Cafe Milano: For a moment, you're a someone

And now we head to Georgetown, once the center of Washington’s social life but now a churning retail hub packed with national chains, cupcakeries, noodle shops, and a small number of one-off specialty stores and restaurants.


Cafe Milano in Georgetown, D.C.
Cafe Milano, in D.C.'s Georgetown neighborhood, is the place where Washington's bold-faced names gather.

A few blocks from the center of madness you’ll find Cafe Milano, where Washington’s bold-faced names gather -- Congress members, cabinet officials, ambassadors, hot shot journalists, sports stars, Hollywood actors. An armada of black Chevy Suburbans usually idles out front. To drop just a few names: Barack and Michelle Obama, Michael Jordan, Sen. Joe Manchin, Bradley Cooper, the queen of Jordan, Ivanka Trump, Jennifer Lawrence, Serena Williams...you get the idea.


And you can go there too! My wife and I stopped in late one Saturday afternoon. I wore jeans and a henley. She arrived on a bike and her hair was wild. We were treated with great hospitality by the hostess and the folks behind the bar. They probably thought we were the sort of people who are so rich they don’t have to care about what others think. If only they knew. We left a good tip.

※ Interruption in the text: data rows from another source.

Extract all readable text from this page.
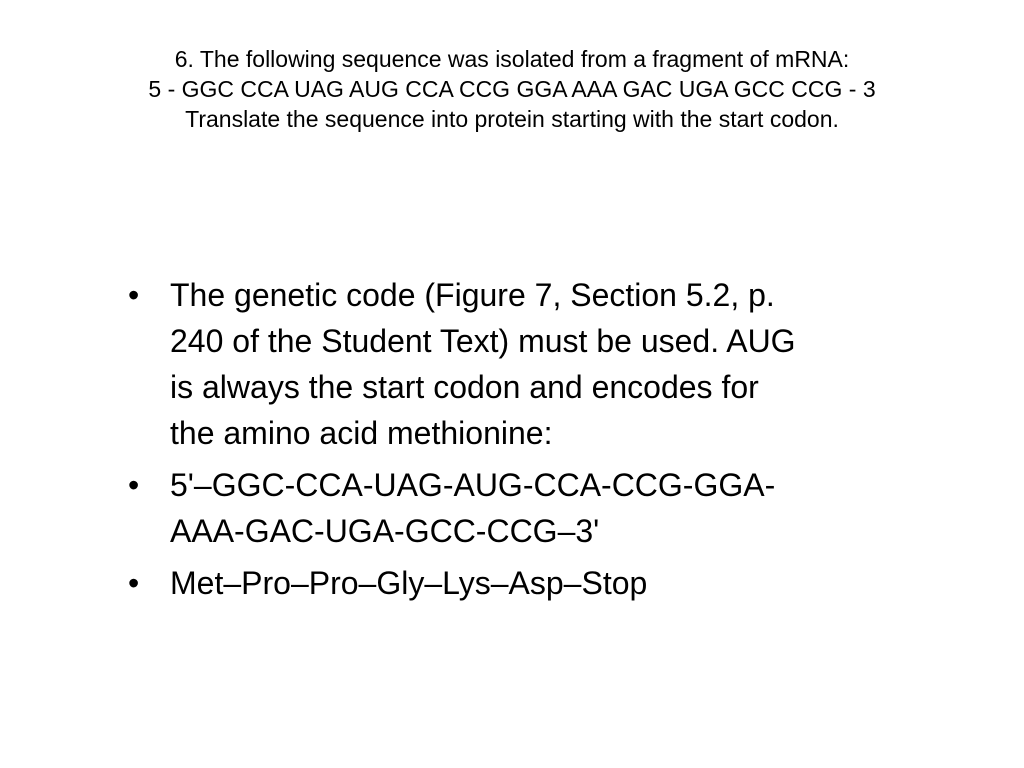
6. The following sequence was isolated from a fragment of mRNA:
5 - GGC CCA UAG AUG CCA CCG GGA AAA GAC UGA GCC CCG - 3
Translate the sequence into protein starting with the start codon.
• The genetic code (Figure 7, Section 5.2, p.
240 of the Student Text) must be used. AUG
is always the start codon and encodes for
the amino acid methionine:
• 5'–GGC-CCA-UAG-AUG-CCA-CCG-GGA-
AAA-GAC-UGA-GCC-CCG–3'
• Met–Pro–Pro–Gly–Lys–Asp–Stop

The restaurant is bright and contemporary, the bar generous and well-stocked with an alarming selection of beverages that can gut your wallet with one misjudgment. But you can enjoy a fine shared contemporary Italian-ish meal without pain, and wine and drinks are hardly more than you’ll pay at most upmarket bistros.


Martin’s Tavern: You don’t know Jack

Our last stop is a small corner tavern in Georgetown that’s been in the hands of the same family for four generations.

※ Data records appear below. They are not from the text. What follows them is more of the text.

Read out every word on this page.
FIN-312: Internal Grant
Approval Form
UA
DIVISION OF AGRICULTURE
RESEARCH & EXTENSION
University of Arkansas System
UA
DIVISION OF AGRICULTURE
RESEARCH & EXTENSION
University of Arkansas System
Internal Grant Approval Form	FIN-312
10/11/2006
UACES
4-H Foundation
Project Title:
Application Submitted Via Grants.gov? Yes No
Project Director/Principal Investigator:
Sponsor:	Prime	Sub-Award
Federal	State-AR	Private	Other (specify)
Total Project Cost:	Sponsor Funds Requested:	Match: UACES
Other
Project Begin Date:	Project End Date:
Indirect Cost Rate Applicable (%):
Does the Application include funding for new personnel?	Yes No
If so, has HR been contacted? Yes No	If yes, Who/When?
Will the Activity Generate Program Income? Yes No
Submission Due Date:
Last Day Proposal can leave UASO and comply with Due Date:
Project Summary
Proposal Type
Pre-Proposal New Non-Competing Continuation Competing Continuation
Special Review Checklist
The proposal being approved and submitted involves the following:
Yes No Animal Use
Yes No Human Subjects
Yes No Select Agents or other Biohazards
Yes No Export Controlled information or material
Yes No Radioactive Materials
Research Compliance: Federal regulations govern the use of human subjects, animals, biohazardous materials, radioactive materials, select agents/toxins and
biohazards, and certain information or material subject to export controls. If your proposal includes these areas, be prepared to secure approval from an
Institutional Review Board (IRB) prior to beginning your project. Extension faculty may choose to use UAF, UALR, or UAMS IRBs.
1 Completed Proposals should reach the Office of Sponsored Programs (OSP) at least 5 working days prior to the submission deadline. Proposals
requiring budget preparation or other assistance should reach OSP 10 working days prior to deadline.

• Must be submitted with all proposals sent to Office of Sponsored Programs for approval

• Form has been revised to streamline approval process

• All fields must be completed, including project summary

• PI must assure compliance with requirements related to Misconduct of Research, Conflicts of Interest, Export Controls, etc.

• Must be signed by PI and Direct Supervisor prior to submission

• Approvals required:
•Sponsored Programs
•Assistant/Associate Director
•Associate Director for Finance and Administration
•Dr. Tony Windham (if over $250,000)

Let me be plain: The place puts the “shabby” in “shabby charm.” In my visits the food has been unremarkable, the drinks undistinguished. The quarters are cramped, cut-up, and unrestored. When you walk up to the restroom you have to duck your head. And I’m 5’7”.

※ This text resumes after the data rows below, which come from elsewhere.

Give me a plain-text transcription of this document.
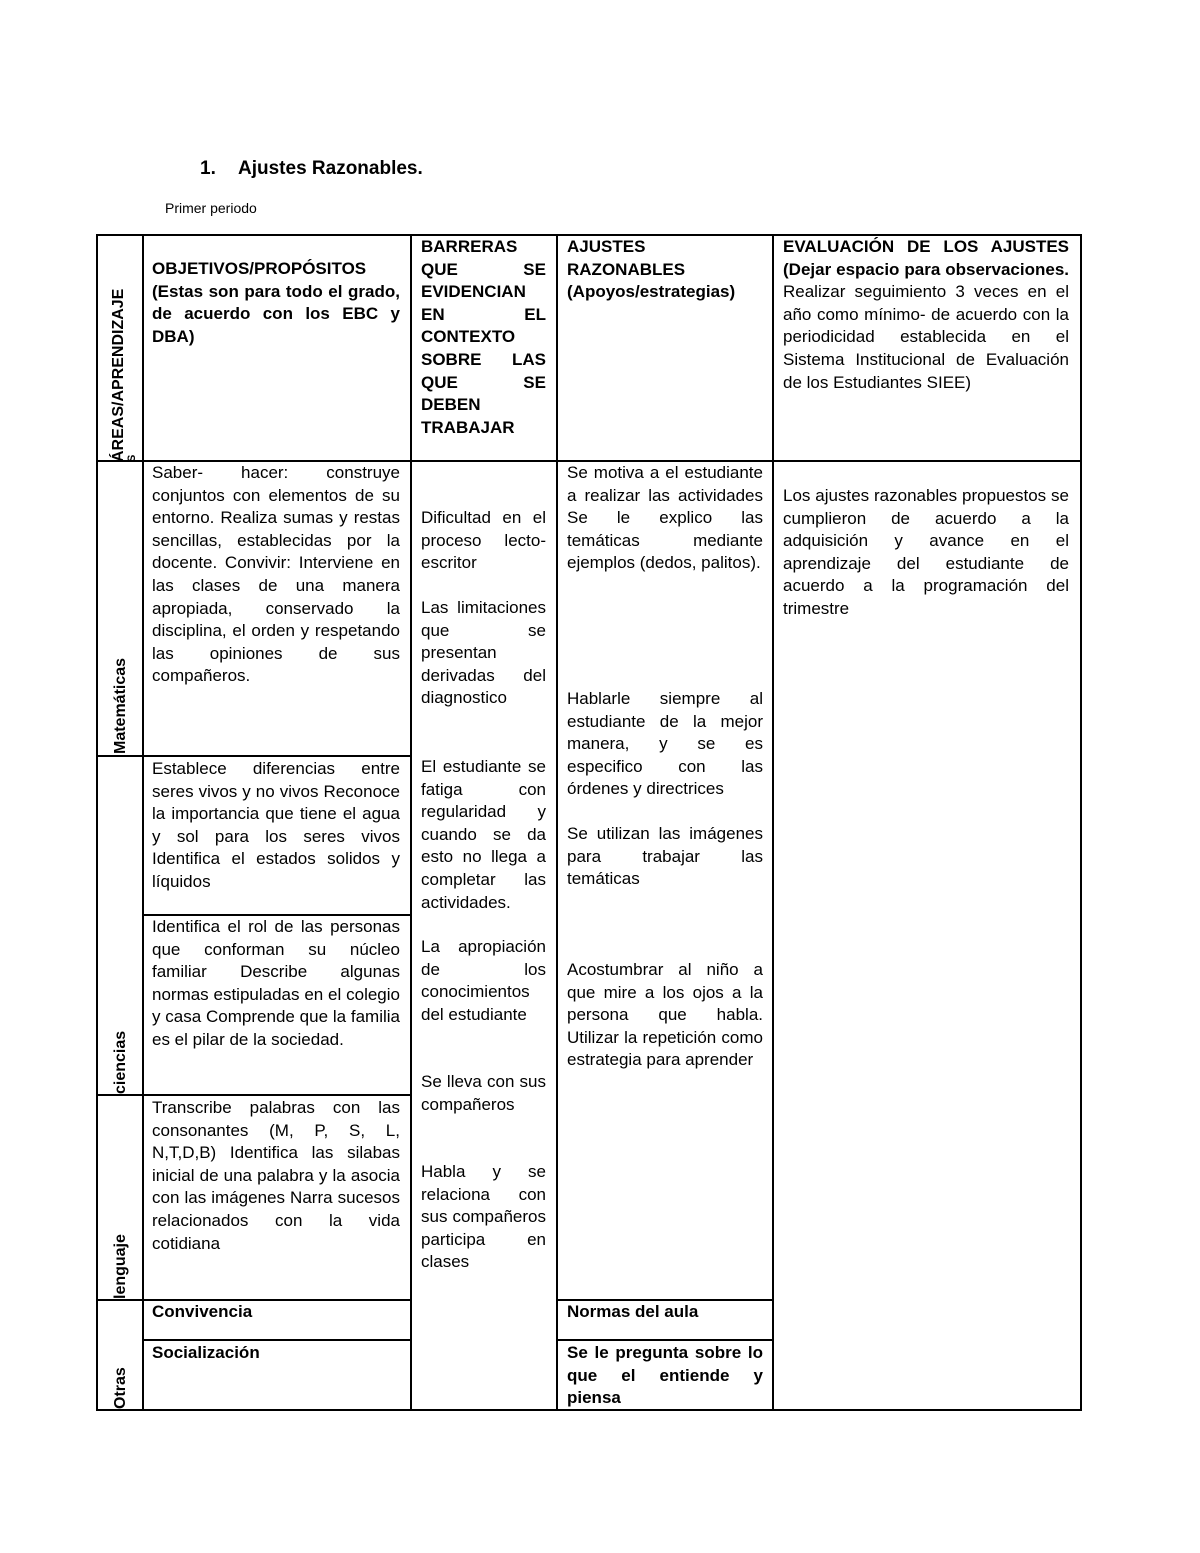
1. Ajustes Razonables.
Primer periodo
ÁREAS/APRENDIZAJE S
Matemáticas
ciencias
lenguaje
Otras

OBJETIVOS/PROPÓSITOS

(Estas son para todo el grado, de acuerdo con los EBC y DBA)

BARRERAS QUE SE EVIDENCIAN EN EL CONTEXTO SOBRE LAS QUE SE DEBEN TRABAJAR

AJUSTES RAZONABLES

(Apoyos/estrategias)

EVALUACIÓN DE LOS AJUSTES

(Dejar espacio para observaciones. Realizar seguimiento 3 veces en el año como mínimo- de acuerdo con la periodicidad establecida en el Sistema Institucional de Evaluación de los Estudiantes SIEE)

Saber- hacer: construye conjuntos con elementos de su entorno. Realiza sumas y restas sencillas, establecidas por la docente. Convivir: Interviene en las clases de una manera apropiada, conservado la disciplina, el orden y respetando las opiniones de sus compañeros.
Establece diferencias entre seres vivos y no vivos Reconoce la importancia que tiene el agua y sol para los seres vivos Identifica el estados solidos y líquidos
Identifica el rol de las personas que conforman su núcleo familiar Describe algunas normas estipuladas en el colegio y casa Comprende que la familia es el pilar de la sociedad.
Transcribe palabras con las consonantes (M, P, S, L, N,T,D,B) Identifica las silabas inicial de una palabra y la asocia con las imágenes Narra sucesos relacionados con la vida cotidiana
Convivencia
Socialización
Dificultad en el proceso lecto-escritor
Las limitaciones que se presentan derivadas del diagnostico
El estudiante se fatiga con regularidad y cuando se da esto no llega a completar las actividades.
La apropiación de los conocimientos del estudiante
Se lleva con sus compañeros
Habla y se relaciona con sus compañeros participa en clases
Se motiva a el estudiante a realizar las actividades Se le explico las temáticas mediante ejemplos (dedos, palitos).
Hablarle siempre al estudiante de la mejor manera, y se es especifico con las órdenes y directrices
Se utilizan las imágenes para trabajar las temáticas
Acostumbrar al niño a que mire a los ojos a la persona que habla. Utilizar la repetición como estrategia para aprender
Normas del aula
Se le pregunta sobre lo que el entiende y piensa
Los ajustes razonables propuestos se cumplieron de acuerdo a la adquisición y avance en el aprendizaje del estudiante de acuerdo a la programación del trimestre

Martin's Tavern, the D.C. bar where JFK proposed to Jackie.
Martin's Tavern in Georgetown is where the young Senator John F. Kennedy proposed to Jackie, in 1959. A plaque marks the spot.

But Martin’s Tavern is the place where neighborhood resident Senator John F. Kennedy proposed to his girlfriend, Jackie Bouvier, in 1959. The well-beaten booth is marked with a plaque.


Everybody wants to reserve the Kennedy table. Good luck with that. Maybe you’ll have a chance if you tell them you’re going to propose yourself, or at least renew your vows or something. If you’re ready to tell a useful lie for personal gain, cheers to you! You’re starting to absorb the true Washington vibe.